Les partitions qui composent ce premier volet de la future intégrale datent des années 1813 à 1826. Le tout premier opéra d’Auber, Le Séjour militaire, ne rencontre pas un grand succès malgré sa vivacité et ses accents rossiniens. Le Testament et les Billets doux de 1819, avec son influence haydnienne, ne reçoit qu’un accueil poli. Mais dès l’année suivante, avec La Bergère châtelaine dont le CD nous livre, en plus de l’ouverture, les entractes des actes II et III, Auber s’installe comme un compositeur reconnu d’opéra-comique qui allie l’élégance, les aspects pastoraux et la simplicité mélodique, dans la veine de Mozart et, à nouveau, de Rossini. Sa carrière est lancée. Parmi les pages retenues pour le présent programme, c’est sans doute Leicester, ou Le Château de Kenilworth de 1823 qui retiendra le plus l’attention. C’est la première des trente-huit collaborations d’Auber avec Scribe ; elle s’appuie sur un roman de Walter Scott. Dans un climat solennel et théâtral, le contexte rappelle l’éviction du favori de la Reine Elisabeth I d’Angleterre, Robert Dudley. Auber soigne la partie des cordes et fait intervenir avec finesse clarinettes, cors et harpe. On entend aussi l’entracte de l’Acte III, empreint de mystère. Les sujets historiques vont se succéder, dans l’Allemagne de la Restauration pour Emma ou La Promesse imprudente de 1821, à la cour de Souabe pour La Neige ou le Nouvel Eginhard de 1823, ou à Paris dans Le Maçon de 1825, avec pour toile de fond des amours contrariées et l’emprisonnement d’une jeune Grecque à l’ambassade de Turquie.

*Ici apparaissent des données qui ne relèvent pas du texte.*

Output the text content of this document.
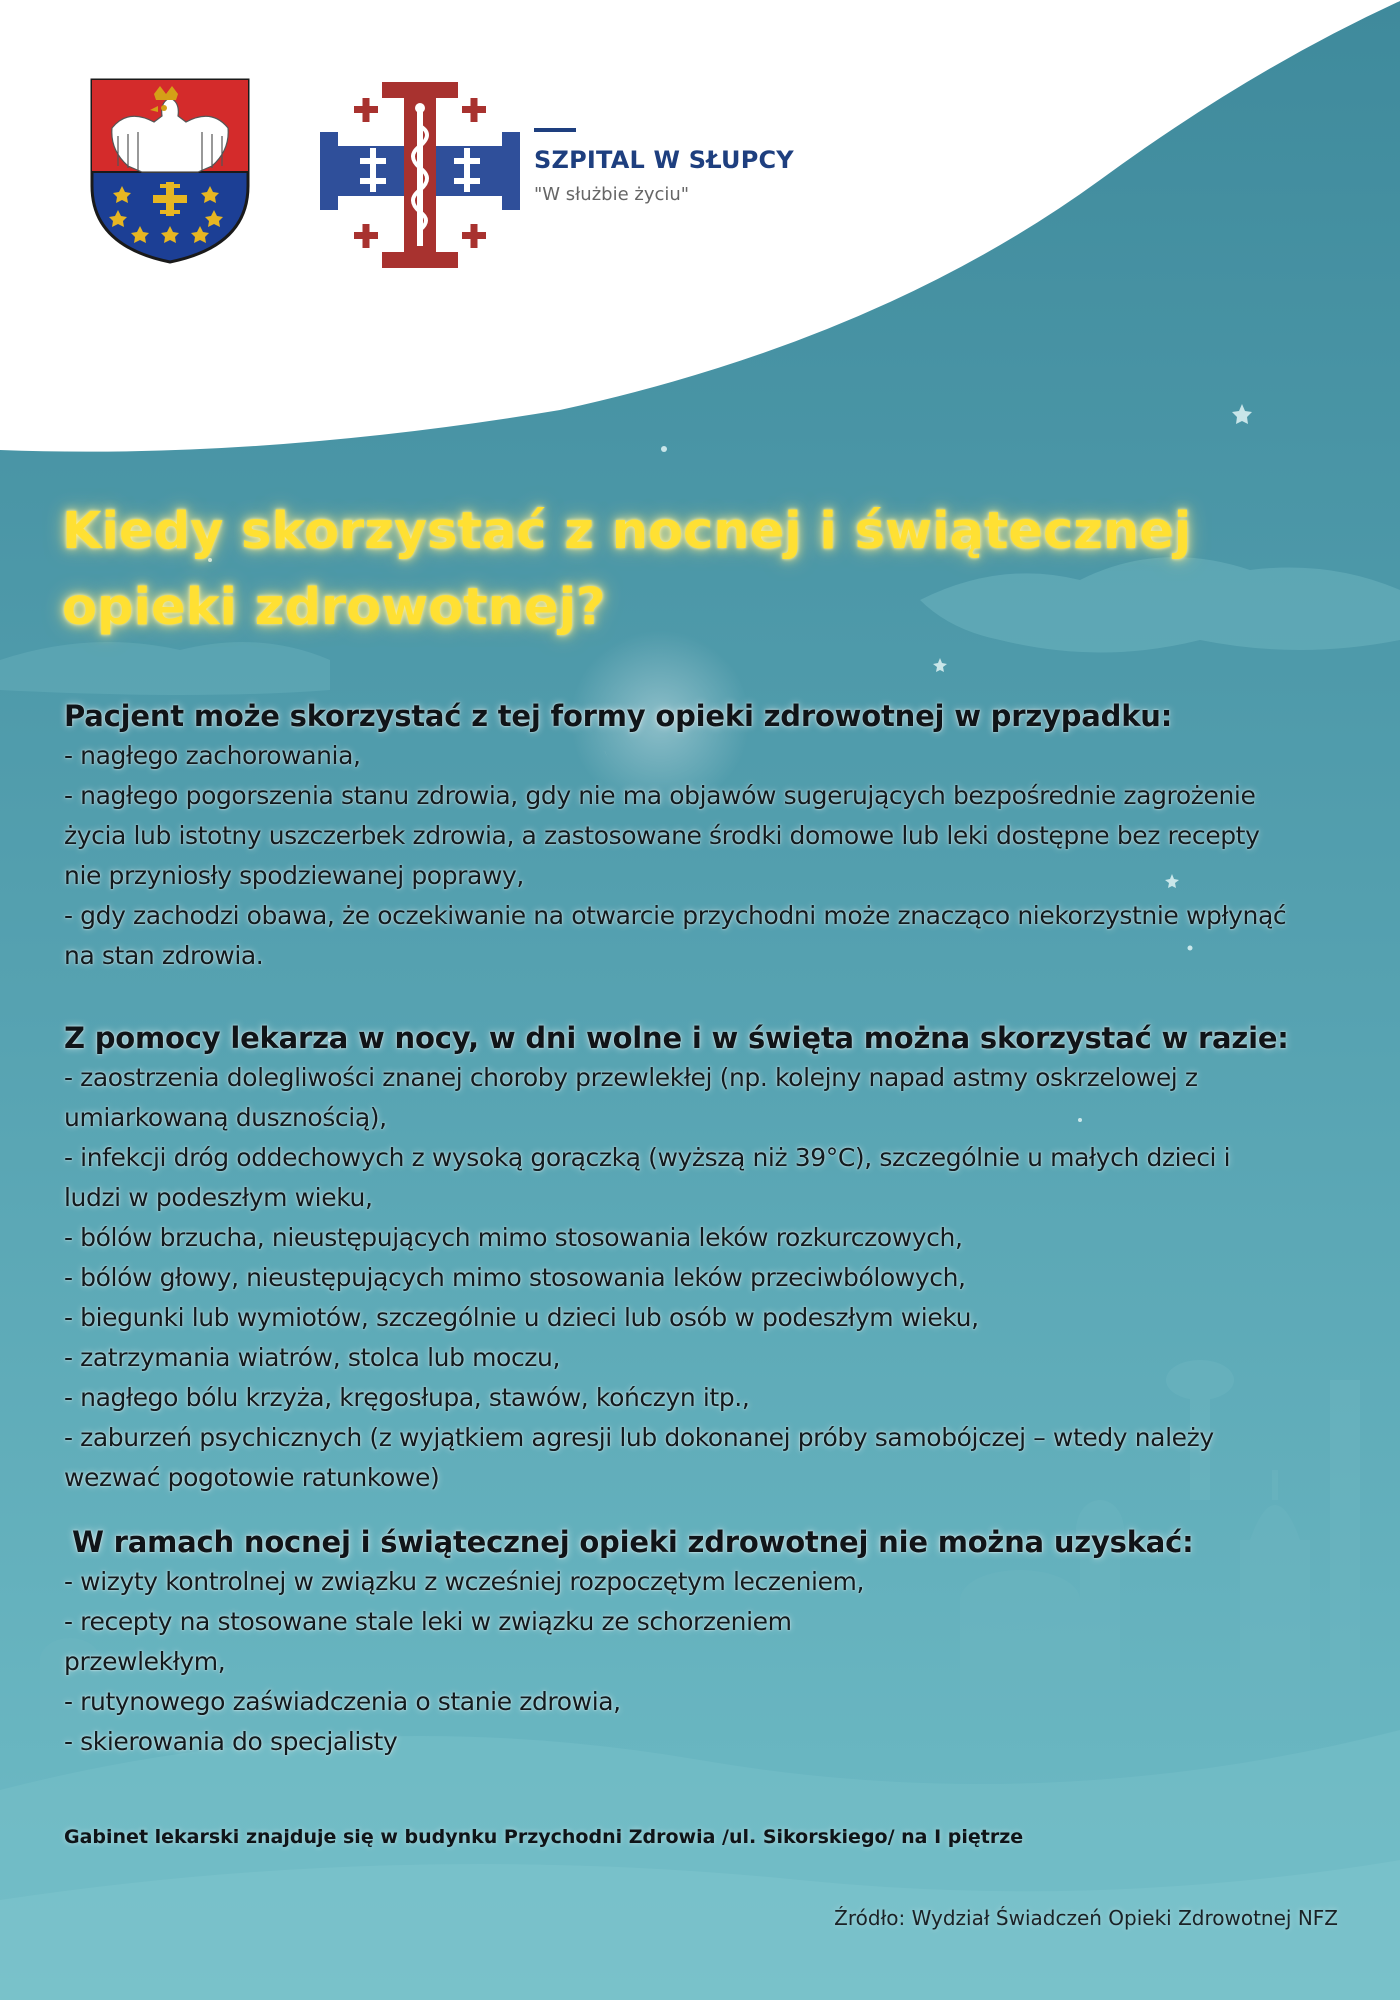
SZPITAL W SŁUPCY
"W służbie życiu"
Kiedy skorzystać z nocnej i świątecznej
opieki zdrowotnej?
Pacjent może skorzystać z tej formy opieki zdrowotnej w przypadku:
- nagłego zachorowania,
- nagłego pogorszenia stanu zdrowia, gdy nie ma objawów sugerujących bezpośrednie zagrożenie
życia lub istotny uszczerbek zdrowia, a zastosowane środki domowe lub leki dostępne bez recepty
nie przyniosły spodziewanej poprawy,
- gdy zachodzi obawa, że oczekiwanie na otwarcie przychodni może znacząco niekorzystnie wpłynąć
na stan zdrowia.
Z pomocy lekarza w nocy, w dni wolne i w święta można skorzystać w razie:
- zaostrzenia dolegliwości znanej choroby przewlekłej (np. kolejny napad astmy oskrzelowej z
umiarkowaną dusznością),
- infekcji dróg oddechowych z wysoką gorączką (wyższą niż 39°C), szczególnie u małych dzieci i
ludzi w podeszłym wieku,
- bólów brzucha, nieustępujących mimo stosowania leków rozkurczowych,
- bólów głowy, nieustępujących mimo stosowania leków przeciwbólowych,
- biegunki lub wymiotów, szczególnie u dzieci lub osób w podeszłym wieku,
- zatrzymania wiatrów, stolca lub moczu,
- nagłego bólu krzyża, kręgosłupa, stawów, kończyn itp.,
- zaburzeń psychicznych (z wyjątkiem agresji lub dokonanej próby samobójczej – wtedy należy
wezwać pogotowie ratunkowe)
W ramach nocnej i świątecznej opieki zdrowotnej nie można uzyskać:
- wizyty kontrolnej w związku z wcześniej rozpoczętym leczeniem,
- recepty na stosowane stale leki w związku ze schorzeniem
przewlekłym,
- rutynowego zaświadczenia o stanie zdrowia,
- skierowania do specjalisty
Gabinet lekarski znajduje się w budynku Przychodni Zdrowia /ul. Sikorskiego/ na I piętrze
Źródło: Wydział Świadczeń Opieki Zdrowotnej NFZ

 L’écriture d’Auber est placée sous le signe de la clarté et de la légèreté françaises. De nos jours, certaines ouvertures apparaissent de temps à autre sur des affiches de concerts : Le Domino noir (1837), Les Diamants de la Couronne (1841), Fra Diavolo (1830), Le Cheval de bronze (1835) ou La Muette de Portici. On se souvient des versions éblouissantes des trois dernières par Paul Paray à la tête du Symphonique de Detroit pour Mercury. Auber décèdera à Paris, où il était à la tête du Conservatoire depuis près de trente ans. Il y avait succédé à son maître, Cherubini. Après sa disparition, son œuvre très abondante va tomber peu à peu dans l’oubli. Elle a cependant jeté les bases du grand opéra historique français. 

Ce premier panorama du projet Naxos a été confié à l’Orchestre de Chambre de la Philharmonie de Pardubice, une ville de Bohême orientale située à une centaine de kilomètres à l’est de Prague. Cette cité est fière de son université et de ses nombreuses industries, mais aussi d’un célèbre steeple-chase et d’une compétition internationale de motocross. Pardubice, qui entretient des liens d’amitié avec la commune belge de Waregem, est le siège d’une Philharmonie qui a connu comme premier directeur musical Libor Pesek et a accueilli aussi à sa tête Marco Armiliato ou Maris Janssons. C’est le chef Anglo-italien Dario Salvi, spécialisé dans des programmes de partitions rares, musique viennoise y compris, qui officie ici. Malgré l’investissement, la motivation et la volonté d’enrichir le répertoire, il n’arrive pas à convaincre l’auditeur de la nécessité de s’attarder à ces pages d’Auber au-delà d’une phase dite « de découverte ». La phalange qu’il dirige joue de façon assez routinière, sans l’élan, l’ardeur ou le dynamisme enlevé qui emporteraient l’adhésion. On classera donc ce CD au rang des curiosités. On soulignera, à l’actif de Naxos, la traduction du livret en français. C’est bien utile dans le cas présent.